Une loi française d’indemnisation


Les discussions parlementaires sur le projet de loi Morin annonçant la « réparation » des conséquences sanitaires des essais nucléaires se sont intensément déroulées au cours de l’année 2009 et le texte final de la loi a été publié au Journal officiel le 6 janvier 2010.

Les associations Moruroa e tatou, l’Aven et le Comité de soutien « Vérité et justice » ont contribué aux débats préparatoires lors d’une audition au ministère de la Défense, de participation à de multiples commissions parlementaires tant à l’Assemblée nationale qu’au Sénat. Des dossiers reprenant le point de vue des victimes et des populations ont été remis aux rapporteurs parlementaires et l’association Moruroa e tatou a même envoyé une délégation qui sera présente à Paris dans les tribunes du Sénat lors de la séance publique sur la loi Morin, le 14 octobre 2009.

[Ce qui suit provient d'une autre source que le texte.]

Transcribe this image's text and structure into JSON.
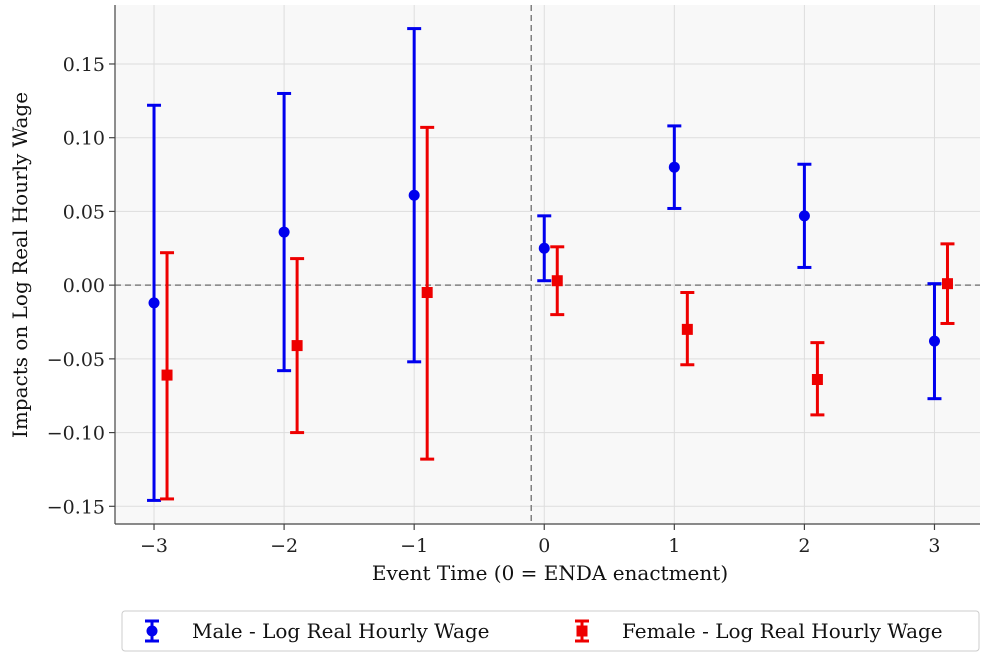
{
  "chart_data": {
    "type": "errorbar",
    "xlabel": "Event Time (0 = ENDA enactment)",
    "ylabel": "Impacts on Log Real Hourly Wage",
    "xlim": [
      -3.3,
      3.35
    ],
    "ylim": [
      -0.162,
      0.19
    ],
    "x_ticks": [
      -3,
      -2,
      -1,
      0,
      1,
      2,
      3
    ],
    "x_tick_labels": [
      "−3",
      "−2",
      "−1",
      "0",
      "1",
      "2",
      "3"
    ],
    "y_ticks": [
      -0.15,
      -0.1,
      -0.05,
      0.0,
      0.05,
      0.1,
      0.15
    ],
    "y_tick_labels": [
      "−0.15",
      "−0.10",
      "−0.05",
      "0.00",
      "0.05",
      "0.10",
      "0.15"
    ],
    "grid": true,
    "reference_lines": {
      "horizontal_y": 0.0,
      "vertical_x": -0.1
    },
    "legend_position": "bottom-center, below plot",
    "series": [
      {
        "name": "Male - Log Real Hourly Wage",
        "color": "#0000ee",
        "marker": "circle",
        "x": [
          -3,
          -2,
          -1,
          0,
          1,
          2,
          3
        ],
        "y": [
          -0.012,
          0.036,
          0.061,
          0.025,
          0.08,
          0.047,
          -0.038
        ],
        "lower": [
          -0.146,
          -0.058,
          -0.052,
          0.003,
          0.052,
          0.012,
          -0.077
        ],
        "upper": [
          0.122,
          0.13,
          0.174,
          0.047,
          0.108,
          0.082,
          0.001
        ]
      },
      {
        "name": "Female - Log Real Hourly Wage",
        "color": "#ee0000",
        "marker": "square",
        "x": [
          -2.9,
          -1.9,
          -0.9,
          0.1,
          1.1,
          2.1,
          3.1
        ],
        "y": [
          -0.061,
          -0.041,
          -0.005,
          0.003,
          -0.03,
          -0.064,
          0.001
        ],
        "lower": [
          -0.145,
          -0.1,
          -0.118,
          -0.02,
          -0.054,
          -0.088,
          -0.026
        ],
        "upper": [
          0.022,
          0.018,
          0.107,
          0.026,
          -0.005,
          -0.039,
          0.028
        ]
      }
    ]
  }
}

Le 2 juin 2009, le Président Oscar Temaru avait écrit au Président de la République pour lui signifier que le point de vue polynésien exprimé par l’Assemblée de la Polynésie française – contestant notamment les zones géographiques retenues par le projet de loi – n’avait pas été entendu dans la version approuvée par le Conseil des Ministres. Une délégation de l’Assemblée de la Polynésie a même rencontré M. Hervé Morin pour lui signifier les recommandations des élus polynésiens.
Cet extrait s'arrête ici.